Er schaute sich die Nachrichten an; die öffentlich-rechtlichen Fernsehsender sendeten schon seit Tagen nichts anderes mehr als Nachrichten und Sondersendungen. Mit einem Stück Pizza in der Hand betrachtete Carsten die neuesten Statistiken des Instituts für Risikobewertung: Die Zahl der Infektionsfälle habe sich in den letzten zwei Wochen erneut verdoppelt, hieß es.
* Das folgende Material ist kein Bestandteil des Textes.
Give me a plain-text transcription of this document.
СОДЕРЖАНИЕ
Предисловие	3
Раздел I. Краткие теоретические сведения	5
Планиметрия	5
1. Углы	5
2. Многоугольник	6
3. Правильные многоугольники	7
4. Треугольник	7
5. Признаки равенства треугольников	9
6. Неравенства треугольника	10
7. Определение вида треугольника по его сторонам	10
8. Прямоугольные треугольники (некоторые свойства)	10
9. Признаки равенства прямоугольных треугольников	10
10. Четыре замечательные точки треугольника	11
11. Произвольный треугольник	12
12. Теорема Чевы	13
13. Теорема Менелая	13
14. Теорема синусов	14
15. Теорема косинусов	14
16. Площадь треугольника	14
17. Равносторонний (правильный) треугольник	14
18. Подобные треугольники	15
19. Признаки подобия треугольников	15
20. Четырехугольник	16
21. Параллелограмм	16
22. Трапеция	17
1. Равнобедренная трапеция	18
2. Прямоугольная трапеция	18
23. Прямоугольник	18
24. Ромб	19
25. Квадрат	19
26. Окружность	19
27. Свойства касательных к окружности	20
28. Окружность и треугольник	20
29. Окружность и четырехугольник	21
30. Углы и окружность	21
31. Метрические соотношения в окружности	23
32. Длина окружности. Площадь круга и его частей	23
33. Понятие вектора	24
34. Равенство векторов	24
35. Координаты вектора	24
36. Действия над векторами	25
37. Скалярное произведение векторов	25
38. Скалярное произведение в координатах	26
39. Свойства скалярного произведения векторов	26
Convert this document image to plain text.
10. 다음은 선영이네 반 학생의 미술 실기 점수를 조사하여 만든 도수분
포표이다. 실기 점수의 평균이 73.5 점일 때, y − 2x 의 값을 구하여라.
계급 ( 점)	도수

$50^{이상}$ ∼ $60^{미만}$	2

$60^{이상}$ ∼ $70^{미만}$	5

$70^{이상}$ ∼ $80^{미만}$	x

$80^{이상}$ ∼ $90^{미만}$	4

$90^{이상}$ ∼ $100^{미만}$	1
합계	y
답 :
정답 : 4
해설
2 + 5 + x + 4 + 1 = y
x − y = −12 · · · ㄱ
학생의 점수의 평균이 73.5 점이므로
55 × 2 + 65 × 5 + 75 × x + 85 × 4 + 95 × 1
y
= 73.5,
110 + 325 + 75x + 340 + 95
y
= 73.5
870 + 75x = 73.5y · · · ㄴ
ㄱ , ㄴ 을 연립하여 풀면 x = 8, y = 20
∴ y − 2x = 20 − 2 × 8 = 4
Die Krankenhäuser hätten ihre Kapazitätsgrenzen erreicht. In Italien und Frankreich seien landesweit die Schulen geschlossen worden. Auch in Deutschland gebe es Evakuationspläne, an denen zurzeit noch gearbeitet werde. Die Parteien seien weiterhin mit der Diskussion beschäftigt, ob man das Militär zur Kontrolle der Situation einsetzen dürfe. Es gebe immer mehr Berichte davon, dass Infizierte in Verwirrungszuständen andere Menschen mit massiver Aggressivität angreifen. Ärzte und Pflegepersonal beschwerten sich über mangelnde Sicherheitsmaßnahmen in den Kliniken.

Carsten wechselte den Sender auf der Suche nach ablenkender Unterhaltung, als jemand unrhythmisch gegen seine Wohnungstür hämmerte. Carsten stellte den Pizzakarton auf den Couchtisch und schaltete den Ton des Fernsehers ab. Das Hämmern hielt an.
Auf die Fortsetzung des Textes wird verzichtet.